The Hollow Queen had tried to hold her in a glamour of obedience. But the spell cracked when Serelith touched the edge of something older—something hers.

And so she fled.

---

She emerged into the twisted wilds that curled just beyond the courts—where the Hollow Queen's hounds would not go. Thorned trees bowed low. Fog crawled like breath across the earth.

And in the darkness, someone waited.

Not a hunter.

A watcher.

Faelan.

He didn't draw his blade. He didn't speak.

He only looked at her, wind catching the dark braid that fell over his shoulder.

"You're late," he finally said, voice low.

She stopped a dozen paces away, wary. "You knew I'd come?"

He tilted his head. "No. I hoped."

She hesitated. "Why help me?"

He looked past her, toward the palace glowing faintly beneath the earth.

"Because once," he said, "I believed in what they promised. In the Queen. In the Courts. But I saw what they did to others like you."

He stepped closer.

"And I won't let them do it again."

--- Back to the present

They traveled by forgotten paths, through tunnels and twilight hollows where the veil between realms ran thin. Faelan moved with the silence of someone who had always lived half in shadow.

Serelith asked few questions.

Faelan offered fewer answers.

But something in their silence began to fill.

A trust that didn't need names. A bond formed not of knowing, but of recognition—like two halves of a secret once split by time.

---

On the third night, they made camp beneath the ruins of an ancient stone watchtower. Faelan watched the stars while Serelith traced her fingers over runes carved into the rock.
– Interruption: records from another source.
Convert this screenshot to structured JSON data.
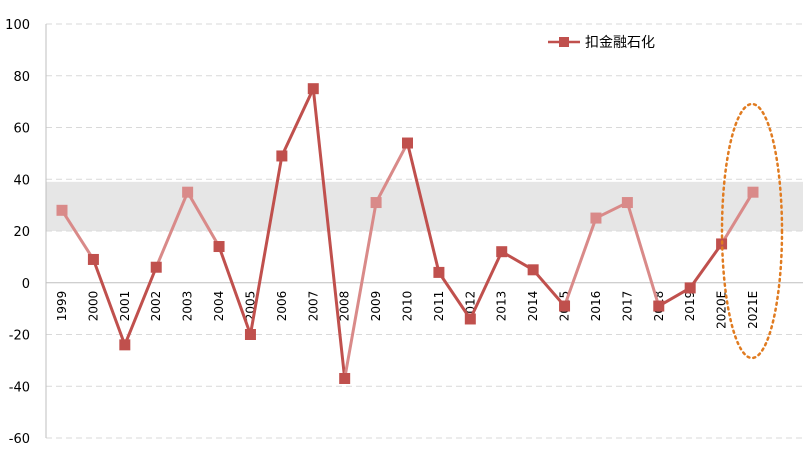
{
  "chart_data": {
    "type": "line",
    "title": "",
    "xlabel": "",
    "ylabel": "",
    "categories": [
      "1999",
      "2000",
      "2001",
      "2002",
      "2003",
      "2004",
      "2005",
      "2006",
      "2007",
      "2008",
      "2009",
      "2010",
      "2011",
      "2012",
      "2013",
      "2014",
      "2015",
      "2016",
      "2017",
      "2018",
      "2019",
      "2020E",
      "2021E"
    ],
    "series": [
      {
        "name": "扣金融石化",
        "values": [
          28,
          9,
          -24,
          6,
          35,
          14,
          -20,
          49,
          75,
          -37,
          31,
          54,
          4,
          -14,
          12,
          5,
          -9,
          25,
          31,
          -9,
          -2,
          15,
          35
        ]
      }
    ],
    "ylim": [
      -60,
      100
    ],
    "yticks": [
      100,
      80,
      60,
      40,
      20,
      0,
      -20,
      -40,
      -60
    ],
    "shaded_band": [
      20,
      39
    ],
    "grid": true,
    "legend_position": "top-right",
    "colors": {
      "line_dark": "#c0504d",
      "line_light": "#d98a89",
      "band": "#e6e6e6",
      "grid": "#d9d9d9",
      "ellipse": "#e07b20"
    }
  }
}
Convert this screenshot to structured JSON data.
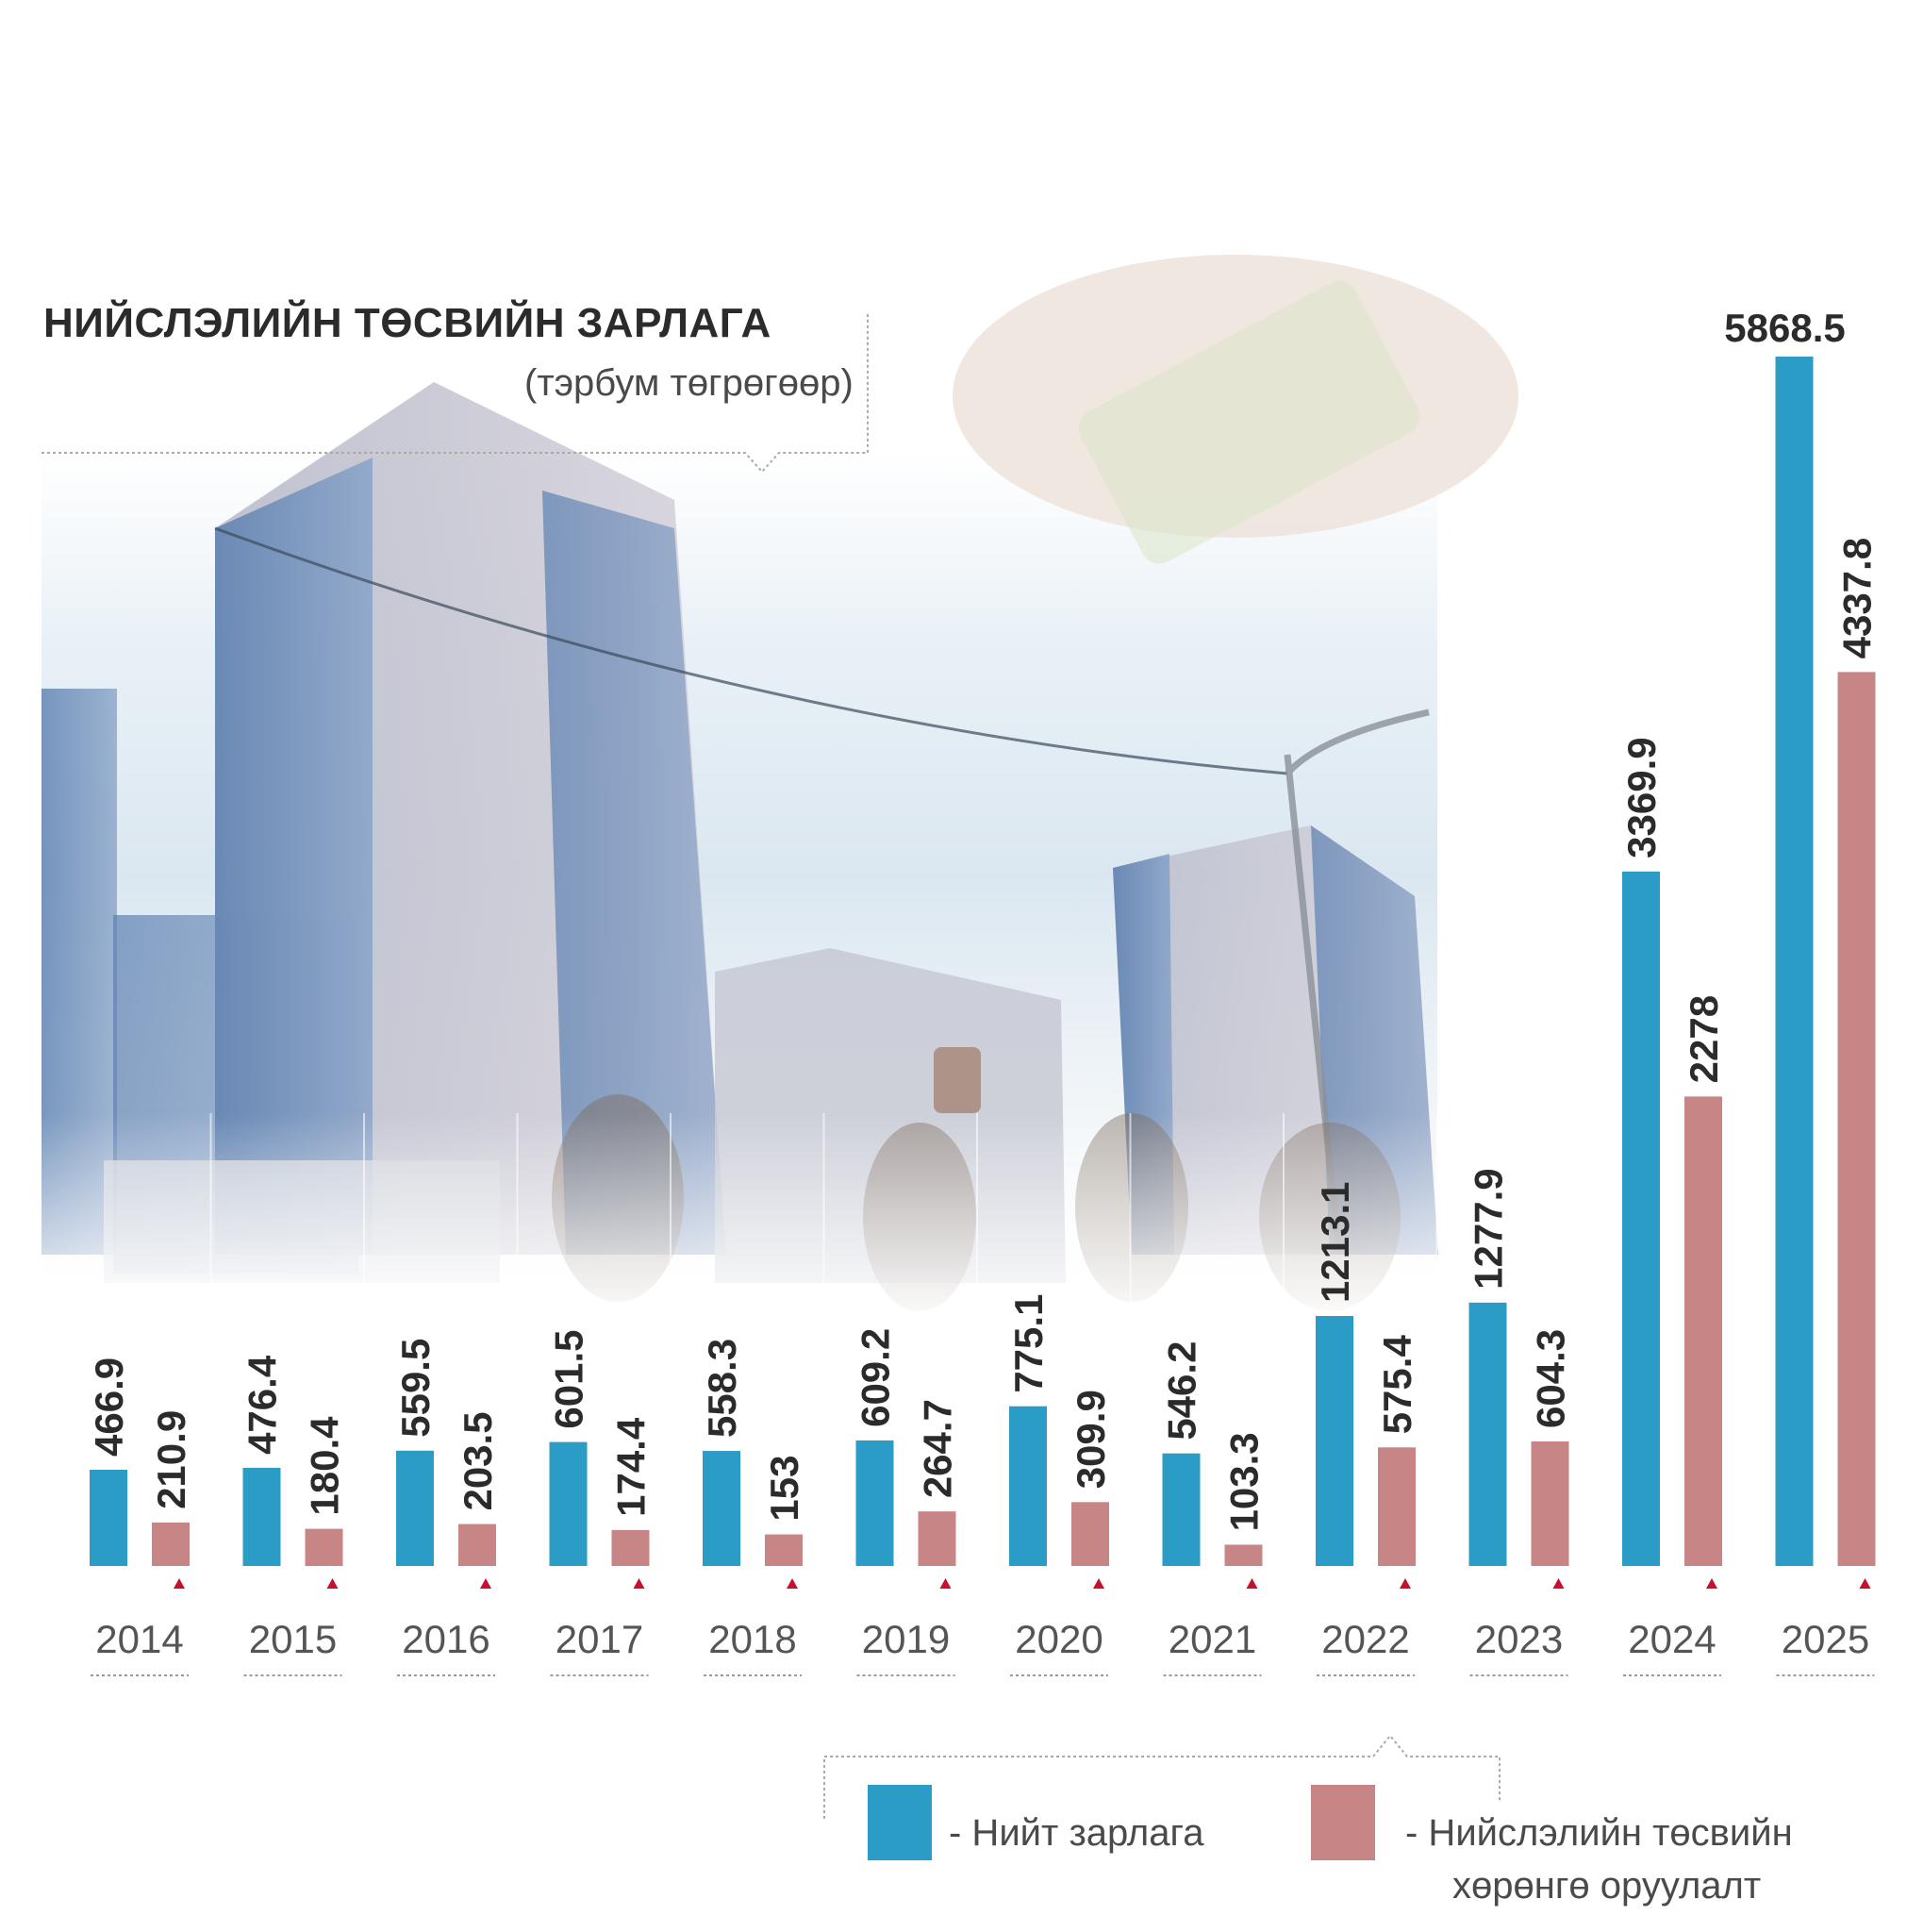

"Do you believe in destiny?" she asked him softly.

He looked at her, firelight warming his features. "I used to."

"And now?"

"I believe in choice. Even when the gods try to take it."

She nodded, and said no more.

But that night, for the first time in years, she dreamed of her own will—unchained.

And Faelan watched her sleep, not with hunger, not with fear, but with something that felt almost like hope.